The Sobering Realization

At Opto, I started experimenting with Cursor AI to help me code. At first it felt like cheating—Cursor could finish functions in minutes that might’ve taken me hours. It was exhilarating and unsettling all at once. Later, at Datadog, we were encouraged to lean into AI-assisted development. By that time I already knew the benefits firsthand, so the move struck me as smart and inevitable.

What surprised me wasn’t just that AI could autocomplete code—it was how fast it was improving. “Vibe coding” is actually real now: describing what you want in plain English and watching production-grade software take shape. Tools like Cursor and Claude didn’t just help me finish this blog; they forced me to rethink how software development itself fits into the bigger picture of economic empowerment.

Because here’s the truth: if decentralization promised to distribute ownership, AI promises to distribute creation. The barriers to building are collapsing.


The Pitfalls

But with that power comes real risk. AI is only as good as the driver behind it. You still need experts—or at least people with enough baseline knowledge—to make the right calls.

We’ve already seen what happens when that’s missing: the Tea app, which went viral overnight, ended up exposing sensitive user data because it wasn’t properly secured. That wasn’t AI’s fault—it was a lack of engineering fundamentals.

That’s what worries me about the next generation of builders. Kids now might never gain subject-matter expertise the way I had to—debugging code line by line, learning frameworks like Next.js or Tailwind the hard way. If AI fills in all the gaps, where will they get the experience to know when the tool is wrong?

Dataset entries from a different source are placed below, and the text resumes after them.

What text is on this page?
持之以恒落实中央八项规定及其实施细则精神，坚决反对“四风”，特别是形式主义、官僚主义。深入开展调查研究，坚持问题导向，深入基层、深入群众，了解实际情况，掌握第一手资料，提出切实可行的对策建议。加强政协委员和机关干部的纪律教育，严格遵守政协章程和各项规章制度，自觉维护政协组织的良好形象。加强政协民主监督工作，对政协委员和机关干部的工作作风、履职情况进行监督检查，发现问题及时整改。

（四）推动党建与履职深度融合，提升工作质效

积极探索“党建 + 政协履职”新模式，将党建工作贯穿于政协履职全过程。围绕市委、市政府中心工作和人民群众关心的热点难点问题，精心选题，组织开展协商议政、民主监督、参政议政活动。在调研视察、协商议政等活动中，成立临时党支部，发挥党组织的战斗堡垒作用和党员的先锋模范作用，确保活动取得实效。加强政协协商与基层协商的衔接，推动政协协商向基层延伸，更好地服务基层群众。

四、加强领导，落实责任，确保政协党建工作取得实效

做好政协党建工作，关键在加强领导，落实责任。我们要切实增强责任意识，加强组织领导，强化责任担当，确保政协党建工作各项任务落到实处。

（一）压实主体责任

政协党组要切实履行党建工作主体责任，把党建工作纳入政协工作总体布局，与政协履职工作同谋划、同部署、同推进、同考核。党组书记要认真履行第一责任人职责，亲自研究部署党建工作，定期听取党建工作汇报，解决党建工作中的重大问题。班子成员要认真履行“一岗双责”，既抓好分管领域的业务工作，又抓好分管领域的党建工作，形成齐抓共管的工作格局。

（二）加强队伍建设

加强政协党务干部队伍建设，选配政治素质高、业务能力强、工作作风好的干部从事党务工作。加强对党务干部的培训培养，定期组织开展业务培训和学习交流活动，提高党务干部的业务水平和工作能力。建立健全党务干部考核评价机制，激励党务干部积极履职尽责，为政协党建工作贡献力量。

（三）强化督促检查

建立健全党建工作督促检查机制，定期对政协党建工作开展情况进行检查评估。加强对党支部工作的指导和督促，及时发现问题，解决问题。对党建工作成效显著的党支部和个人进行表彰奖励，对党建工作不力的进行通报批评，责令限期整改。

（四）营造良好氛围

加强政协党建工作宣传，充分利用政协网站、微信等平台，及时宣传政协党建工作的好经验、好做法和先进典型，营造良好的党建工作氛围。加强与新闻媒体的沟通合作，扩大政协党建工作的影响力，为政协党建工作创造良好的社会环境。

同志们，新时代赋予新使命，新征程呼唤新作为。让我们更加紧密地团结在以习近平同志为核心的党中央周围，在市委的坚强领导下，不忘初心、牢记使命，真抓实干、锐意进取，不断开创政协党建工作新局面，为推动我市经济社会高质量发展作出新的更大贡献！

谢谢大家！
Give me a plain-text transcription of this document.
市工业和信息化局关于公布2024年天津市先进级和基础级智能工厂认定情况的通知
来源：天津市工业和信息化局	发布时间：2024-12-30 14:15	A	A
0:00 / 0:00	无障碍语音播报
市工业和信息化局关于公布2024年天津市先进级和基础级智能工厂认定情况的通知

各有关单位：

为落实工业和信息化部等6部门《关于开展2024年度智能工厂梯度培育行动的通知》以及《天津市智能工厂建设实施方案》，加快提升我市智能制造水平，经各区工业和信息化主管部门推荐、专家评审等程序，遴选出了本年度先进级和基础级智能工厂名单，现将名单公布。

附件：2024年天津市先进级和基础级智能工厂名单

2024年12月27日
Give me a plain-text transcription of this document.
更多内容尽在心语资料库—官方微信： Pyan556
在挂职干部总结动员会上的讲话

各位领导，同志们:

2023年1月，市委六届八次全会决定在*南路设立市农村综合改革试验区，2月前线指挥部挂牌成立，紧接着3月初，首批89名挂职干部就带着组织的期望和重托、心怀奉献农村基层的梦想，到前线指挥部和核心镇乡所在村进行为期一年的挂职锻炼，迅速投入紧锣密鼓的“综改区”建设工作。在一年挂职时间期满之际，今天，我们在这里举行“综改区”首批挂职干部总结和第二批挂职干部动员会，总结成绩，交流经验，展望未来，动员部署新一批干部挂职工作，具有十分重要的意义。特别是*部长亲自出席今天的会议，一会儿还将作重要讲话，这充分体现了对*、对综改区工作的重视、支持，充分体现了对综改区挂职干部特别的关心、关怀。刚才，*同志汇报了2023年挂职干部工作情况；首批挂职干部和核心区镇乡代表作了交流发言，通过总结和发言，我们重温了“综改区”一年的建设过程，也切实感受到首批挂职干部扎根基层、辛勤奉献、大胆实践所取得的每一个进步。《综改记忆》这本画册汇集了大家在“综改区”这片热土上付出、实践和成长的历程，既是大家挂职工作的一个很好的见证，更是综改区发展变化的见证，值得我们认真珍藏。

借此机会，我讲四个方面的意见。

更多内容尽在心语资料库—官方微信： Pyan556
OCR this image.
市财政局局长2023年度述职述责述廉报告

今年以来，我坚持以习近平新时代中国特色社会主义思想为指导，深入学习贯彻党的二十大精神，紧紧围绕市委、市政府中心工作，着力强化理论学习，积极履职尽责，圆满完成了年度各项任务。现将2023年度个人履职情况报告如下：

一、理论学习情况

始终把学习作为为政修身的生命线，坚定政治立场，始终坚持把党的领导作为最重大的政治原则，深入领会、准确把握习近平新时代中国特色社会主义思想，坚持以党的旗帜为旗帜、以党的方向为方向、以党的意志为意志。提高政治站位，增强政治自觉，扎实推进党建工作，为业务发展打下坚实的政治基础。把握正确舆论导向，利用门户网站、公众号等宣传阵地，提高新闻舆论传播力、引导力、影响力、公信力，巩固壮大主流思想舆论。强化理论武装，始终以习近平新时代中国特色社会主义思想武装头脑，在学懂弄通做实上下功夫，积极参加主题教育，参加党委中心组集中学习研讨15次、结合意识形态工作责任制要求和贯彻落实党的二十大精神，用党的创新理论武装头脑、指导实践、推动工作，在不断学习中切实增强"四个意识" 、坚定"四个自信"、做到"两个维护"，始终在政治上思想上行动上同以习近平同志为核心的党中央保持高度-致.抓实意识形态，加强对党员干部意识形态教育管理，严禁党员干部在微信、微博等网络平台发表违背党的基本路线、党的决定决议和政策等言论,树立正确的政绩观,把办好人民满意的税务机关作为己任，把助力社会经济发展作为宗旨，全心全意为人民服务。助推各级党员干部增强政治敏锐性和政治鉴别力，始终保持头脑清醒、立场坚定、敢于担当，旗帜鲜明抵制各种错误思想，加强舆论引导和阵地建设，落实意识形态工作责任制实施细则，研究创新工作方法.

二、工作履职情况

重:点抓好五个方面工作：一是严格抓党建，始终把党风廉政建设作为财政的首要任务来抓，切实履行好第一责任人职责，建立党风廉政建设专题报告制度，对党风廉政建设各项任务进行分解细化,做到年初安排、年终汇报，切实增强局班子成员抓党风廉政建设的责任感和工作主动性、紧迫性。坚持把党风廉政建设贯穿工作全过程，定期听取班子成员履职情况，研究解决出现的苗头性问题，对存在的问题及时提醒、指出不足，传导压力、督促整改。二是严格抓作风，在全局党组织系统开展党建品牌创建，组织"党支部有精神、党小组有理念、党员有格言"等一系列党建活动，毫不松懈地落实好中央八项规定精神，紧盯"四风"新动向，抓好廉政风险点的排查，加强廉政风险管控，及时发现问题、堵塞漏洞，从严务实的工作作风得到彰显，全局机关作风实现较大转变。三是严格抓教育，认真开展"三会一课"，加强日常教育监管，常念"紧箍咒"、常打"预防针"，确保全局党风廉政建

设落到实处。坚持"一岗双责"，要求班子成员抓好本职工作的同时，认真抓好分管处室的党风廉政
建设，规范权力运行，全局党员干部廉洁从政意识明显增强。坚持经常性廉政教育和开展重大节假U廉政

AI can be the best teacher if used deliberately, but it can also become a shortcut that robs people of the very foundation they need to grow.


Still, an Era for Builders

Even with those pitfalls, I can’t shake my optimism. Because for every shortcut that robs, there’s also an opportunity that unlocks. The fact that I finally launched this blog—with the help of Cursor and Claude—proves that these tools can transform ideas into reality faster than ever.

Decentralization taught me to dream about economic empowerment. AI has forced me to rethink what empowerment means in a world where creation itself can be automated.

One thing is clear: we’re entering an era for the builders. The tools are powerful, the barriers are low, and the potential is massive. The question is: will we use them to chase quick wins, or to build the systems that actually change the world?